Greetings from London!

This week’s big news emanates from the Emerald Isle, where an Irish High Court judge has asked the Court of Justice of the European Union to determine the validity and legality of European Commission decisions approving EU-U.S. data transfer mechanisms used by the likes of giant tech companies, such as Facebook, Apple and Google.

The case is very significant and potentially has huge implications on trade worth billions of euros across the Atlantic. Not to mention the impact on the data privacy rights of millions of EU citizens, as well as their security. The case hinges predominantly on whether the transfer mechanisms in place afford sufficient protection from the prying eyes of U.S. intelligence and surveillance agencies for people in the EU.

Irish High Court Judge Caroline Costello said in relation to her decision, “European Union law guarantees a high level of protection to EU citizens ... they are entitled to an equivalent high level of protection when their data is transferred outside of the European Economic Area.”

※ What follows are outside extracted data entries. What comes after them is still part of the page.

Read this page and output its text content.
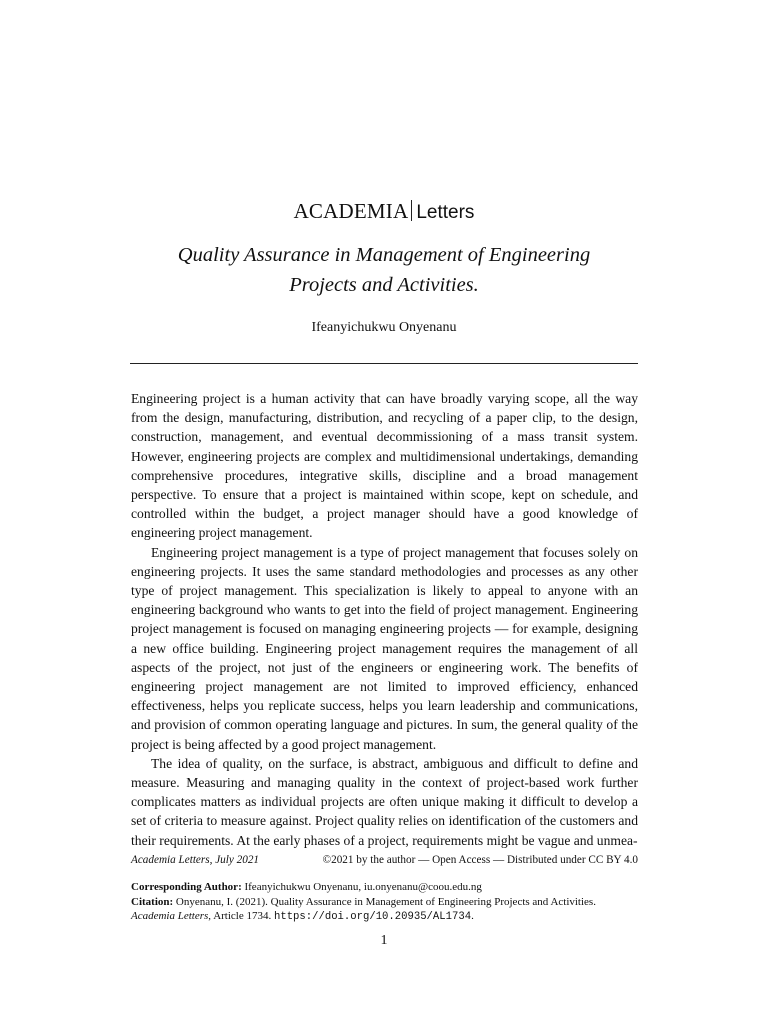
ACADEMIA Letters
Quality Assurance in Management of Engineering
Projects and Activities.
Ifeanyichukwu Onyenanu

Engineering project is a human activity that can have broadly varying scope, all the way from the design, manufacturing, distribution, and recycling of a paper clip, to the design, construction, management, and eventual decommissioning of a mass transit system. However, engineering projects are complex and multidimensional undertakings, demanding comprehensive procedures, integrative skills, discipline and a broad management perspective. To ensure that a project is maintained within scope, kept on schedule, and controlled within the budget, a project manager should have a good knowledge of engineering project management.

Engineering project management is a type of project management that focuses solely on engineering projects. It uses the same standard methodologies and processes as any other type of project management. This specialization is likely to appeal to anyone with an engineering background who wants to get into the field of project management. Engineering project management is focused on managing engineering projects — for example, designing a new office building. Engineering project management requires the management of all aspects of the project, not just of the engineers or engineering work. The benefits of engineering project management are not limited to improved efficiency, enhanced effectiveness, helps you replicate success, helps you learn leadership and communications, and provision of common operating language and pictures. In sum, the general quality of the project is being affected by a good project management.

The idea of quality, on the surface, is abstract, ambiguous and difficult to define and measure. Measuring and managing quality in the context of project-based work further complicates matters as individual projects are often unique making it difficult to develop a set of criteria to measure against. Project quality relies on identification of the customers and their requirements. At the early phases of a project, requirements might be vague and unmea-

Academia Letters, July 2021	©2021 by the author — Open Access — Distributed under CC BY 4.0
Corresponding Author: Ifeanyichukwu Onyenanu, iu.onyenanu@coou.edu.ng
Citation: Onyenanu, I. (2021). Quality Assurance in Management of Engineering Projects and Activities.
Academia Letters, Article 1734. https://doi.org/10.20935/AL1734.
1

Facebook and the U.S. government had opposed the Irish Data Protection Commissioner’s application for a referral to the CJEU, but the judge agreed to refer, concurring with Irish Commissioner Helen Dixon that there are “well founded” grounds for believing European Commission decisions of 2001, 2004 and 2010 approving the data transfer mechanism known as standard contractual clauses might be invalid. The crux of the concern surrounds the potential absence of an effective remedy in U.S. law compatible with the requirements of Article 47 of the (EU) Charter of Fundamental Rights. The judge went on to say that the newly created U.S. ombudsman dealing with European complaints about surveillance did not eliminate concerns, adding that judicial remedies “are few and far between and certainly not complete or comprehensive.” Costello did state, however, that she was not delivering any value judgment on either EU or U.S. data protection laws.

We have extensive coverage below on what Costello said, what it means, and what the future might hold.

In a statement issued by her office, Commissioner Dixon said she hoped these issues will be addressed by the CJEU as soon as possible to provide certainty for data subjects and controllers alike. In that context, the Commissioner acknowledges that many businesses rely on SCCs to transfer data from the EU to the U.S. It is important to note that today’s decision does not invalidate the SCCs (nor the Privacy Shield), nor does it prohibit their continued use for the purpose of data transfers to the U.S. or elsewhere.

“Uncertainty” is putting it mildly. If the CJEU were to rule against the common legal arrangements used by thousands of firms to transfer personal data outside the EU, this could cause major panic among companies as they look for alternative transfer mechanisms. In reality, millions of these transfers happen every hour of every day, including credit card transactions, hotel and transportation bookings, or even moving employee data between countries. Day-to-day business practices would be heavily impacted.

What’s next? I spoke to Kate Colleary, CIPP/E, from Colleary & Co. law firm and co-founder of privacy consulting company Frontier Privacy. She said the Irish High Court will now hear submissions from all parties on the content and format of the questions to be put to the CJEU. How these questions are phrased is likely to be subject to intense scrutiny and lengthy legal submissions. Once the submissions are made, the Irish Court will draft the final version of the questions to be put to the CJEU and refer the case to that court for a decision. Colleary added that the CJEU is likely to consider the case law to date, the facts as set out in the Snowden revelations, and the ongoing concerns about U.S. agencies’ alleged ability to indiscriminately access personal data of European citizens.

The process is likely to take at least another 18 months to conclude. In the meantime, SCCs and Privacy Shield certifications remain valid. Organizations will continue to rely on those methods to lawfully transfer data to the U.S., but we should expect everyone to be eyeing possibilities for alternative solutions.